= Taliban conscription =

Conscription was employed in Afghanistan during Taliban administration between 1996 and 2001.

==Ante September 11, 2001 Taliban conscription==

===Kidnapping foreigners===
Prior to the collapse of their regime the Taliban made widespread use of conscription, and according to some of the Guantanamo captives, kidnapping and virtual slavery.

===Conscription of children===
According to a report from Oxford University the Taliban made widespread use of the conscription of children in 1997, 1998 and 1999.

==Post September 11, Pre-collapse Taliban conscription==
The Australian Broadcasting Corporation quoted a young Afghan, who reported: "They're rounding men up for a fight to the last man."

According to the ABC report Ahmed Zia said there had been a large-scale exodus from Kabul. He claimed the Taliban were rounding up young boys for battle. He also claimed the Taliban were forcing people to give blood.

The British paper The Daily Telegraph reported, on September 29, 2001, that the Taliban's supreme leader, Mullah Omar, had closed all Afghanistan's religious schools, so the students could fight beside the Taliban.

The Los Angeles Times, reported, on October 13, 2001, an account of a young man who had an encounter with Taliban members pressing men into service for them:

Samim, the young man who fled with his family, is an ethnic Tajik. He said he had a lucky escape Thursday night, walking home from the bazaar with his friend, Farid Alsoo. They stumbled across a Taliban patrol roughly shoving young men into a minivan. About five or 10 young men were already captive. The Taliban men seized Alsoo and pushed him into the van. They tried to get me, but I ran,' Samim said. 'They chased me for a few meters, but I got away,' he said, speaking in English. As the family breadwinner, he couldn't afford to be arrested or pressed to fight.

==Post-collapse Taliban conscription==

===Accounts of the Taliban's conscription policies from Guantanamo detainees===

On March 3, 2006, after exhausting all it legal appeals, the US Department of Defense was forced to comply with a court order and release information about the identity of the captives held in extrajudicial detention in the Guantanamo Bay detainment camps, in Cuba. The DoD released thousands of pages of documents prepared for, or arising from, the captives' Combatant Status Review Tribunals and Administrative Review Board hearings.

Those thousands of pages of documents revealed that many of the detainees described themselves as conscripts, sometimes enlisted at gunpoint, and imprisoned in their barracks under armed guards, kept on hand for the Taliban to use as "cannon fodder".

==="Enemy combatant" status===
Some skeptical commentators have discounted the accounts of Guantanamo detainees whose stories suggested they weren't hardened terrorists. However, there are captives who even the American intelligence analysts acknowledged were reluctant conscripts.

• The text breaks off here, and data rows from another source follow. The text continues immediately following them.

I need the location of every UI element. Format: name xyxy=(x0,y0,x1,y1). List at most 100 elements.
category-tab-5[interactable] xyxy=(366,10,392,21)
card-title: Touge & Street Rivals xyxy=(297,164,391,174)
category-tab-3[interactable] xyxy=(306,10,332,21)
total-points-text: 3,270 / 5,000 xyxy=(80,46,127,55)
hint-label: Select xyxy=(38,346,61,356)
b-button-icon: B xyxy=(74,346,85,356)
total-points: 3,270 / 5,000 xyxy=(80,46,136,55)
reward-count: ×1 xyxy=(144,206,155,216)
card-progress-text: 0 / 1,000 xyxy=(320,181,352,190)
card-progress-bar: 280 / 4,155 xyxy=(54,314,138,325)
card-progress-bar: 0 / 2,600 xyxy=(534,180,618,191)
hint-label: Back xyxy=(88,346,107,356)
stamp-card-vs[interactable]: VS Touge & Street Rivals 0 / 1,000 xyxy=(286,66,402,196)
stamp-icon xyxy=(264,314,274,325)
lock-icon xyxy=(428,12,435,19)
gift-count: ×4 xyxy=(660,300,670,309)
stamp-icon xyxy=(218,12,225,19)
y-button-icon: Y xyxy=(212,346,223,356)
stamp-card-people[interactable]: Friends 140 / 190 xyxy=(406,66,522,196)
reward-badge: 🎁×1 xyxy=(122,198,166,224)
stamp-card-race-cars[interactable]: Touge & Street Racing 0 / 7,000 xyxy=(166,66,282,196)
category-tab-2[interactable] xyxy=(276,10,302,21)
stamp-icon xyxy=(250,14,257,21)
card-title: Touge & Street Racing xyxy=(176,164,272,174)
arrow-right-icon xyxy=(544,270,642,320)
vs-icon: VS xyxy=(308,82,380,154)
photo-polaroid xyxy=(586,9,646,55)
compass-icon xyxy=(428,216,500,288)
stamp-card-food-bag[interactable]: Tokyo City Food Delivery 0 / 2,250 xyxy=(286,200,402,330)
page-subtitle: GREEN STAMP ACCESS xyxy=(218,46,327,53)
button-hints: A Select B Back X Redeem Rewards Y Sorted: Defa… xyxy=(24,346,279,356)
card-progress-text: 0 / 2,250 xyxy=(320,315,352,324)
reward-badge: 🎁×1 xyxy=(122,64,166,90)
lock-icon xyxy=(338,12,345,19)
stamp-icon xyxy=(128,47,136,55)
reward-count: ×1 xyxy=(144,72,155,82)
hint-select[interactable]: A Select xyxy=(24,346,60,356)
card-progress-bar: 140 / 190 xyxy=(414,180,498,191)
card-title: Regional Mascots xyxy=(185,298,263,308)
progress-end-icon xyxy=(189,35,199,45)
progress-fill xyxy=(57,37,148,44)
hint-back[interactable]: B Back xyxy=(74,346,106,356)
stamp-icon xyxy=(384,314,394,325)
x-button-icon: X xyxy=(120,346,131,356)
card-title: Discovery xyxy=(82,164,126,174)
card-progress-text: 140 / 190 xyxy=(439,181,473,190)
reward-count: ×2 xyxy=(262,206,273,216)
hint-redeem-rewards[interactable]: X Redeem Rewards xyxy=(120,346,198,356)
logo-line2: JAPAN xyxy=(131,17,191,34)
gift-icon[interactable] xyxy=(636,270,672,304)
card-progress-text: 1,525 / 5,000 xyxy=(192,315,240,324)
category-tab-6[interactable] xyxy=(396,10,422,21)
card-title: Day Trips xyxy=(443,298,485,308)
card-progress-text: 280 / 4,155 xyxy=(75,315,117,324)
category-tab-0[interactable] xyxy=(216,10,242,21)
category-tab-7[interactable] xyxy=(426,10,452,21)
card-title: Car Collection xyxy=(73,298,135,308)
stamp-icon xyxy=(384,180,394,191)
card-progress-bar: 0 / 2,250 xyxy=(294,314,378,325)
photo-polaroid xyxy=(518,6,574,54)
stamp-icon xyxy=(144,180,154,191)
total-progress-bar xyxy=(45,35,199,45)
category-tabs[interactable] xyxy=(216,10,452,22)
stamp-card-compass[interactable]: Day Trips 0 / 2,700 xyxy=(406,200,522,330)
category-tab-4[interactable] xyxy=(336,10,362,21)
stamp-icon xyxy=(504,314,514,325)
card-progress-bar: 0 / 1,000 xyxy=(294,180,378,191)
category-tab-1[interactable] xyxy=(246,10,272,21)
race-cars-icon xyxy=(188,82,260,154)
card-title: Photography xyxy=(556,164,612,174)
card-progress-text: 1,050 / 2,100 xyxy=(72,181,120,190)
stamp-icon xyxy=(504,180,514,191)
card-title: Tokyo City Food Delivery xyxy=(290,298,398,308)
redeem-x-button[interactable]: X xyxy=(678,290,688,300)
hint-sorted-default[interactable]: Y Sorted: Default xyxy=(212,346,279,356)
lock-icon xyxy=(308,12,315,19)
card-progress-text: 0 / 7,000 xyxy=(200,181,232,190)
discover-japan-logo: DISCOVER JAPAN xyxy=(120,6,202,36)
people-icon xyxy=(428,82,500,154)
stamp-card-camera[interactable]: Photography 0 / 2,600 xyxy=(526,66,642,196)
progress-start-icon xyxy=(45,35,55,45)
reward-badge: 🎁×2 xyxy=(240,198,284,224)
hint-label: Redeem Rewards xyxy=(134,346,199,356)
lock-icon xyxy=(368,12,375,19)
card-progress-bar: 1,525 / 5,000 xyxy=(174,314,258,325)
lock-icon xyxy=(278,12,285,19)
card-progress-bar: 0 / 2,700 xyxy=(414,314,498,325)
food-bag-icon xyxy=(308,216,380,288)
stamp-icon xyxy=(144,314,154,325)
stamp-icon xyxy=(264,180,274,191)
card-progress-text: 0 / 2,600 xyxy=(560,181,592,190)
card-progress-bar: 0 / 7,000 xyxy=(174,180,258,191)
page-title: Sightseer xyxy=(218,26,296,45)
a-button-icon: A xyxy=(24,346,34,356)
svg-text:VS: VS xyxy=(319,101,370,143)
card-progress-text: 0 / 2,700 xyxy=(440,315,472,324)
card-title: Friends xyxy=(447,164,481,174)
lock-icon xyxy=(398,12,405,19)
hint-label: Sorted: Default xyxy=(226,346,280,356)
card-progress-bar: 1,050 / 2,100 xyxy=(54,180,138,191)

Under questioning by US District Court Judge Joyce Hens Green, US Government lawyer Brian Boyle confirmed that the definition of "enemy combatant" status was so broad that even an elderly person from Switzerland, who sent money to what she thought was a legitimate charity, could be classified as an "enemy combatant" if workers for that charity clandestinely diverted some of its resources to back projects with ties to terrorism.

Some of the Guantanamo detainees had their classification as "enemy combatants" confirmed because they had a business arrangement to supply al Qaeda, or the Taliban, with mundane items, like firewood; some claimed they were enlisted at gunpoint, and housed in their barracks under armed guard; some claimed they were kidnapped, and employed as kitchen helpers, or servants, as virtual slaves; and some said that they were conscripted, not for military duties, but simply to perform civilian duties the Taliban couldn't fill through normal hiring practices.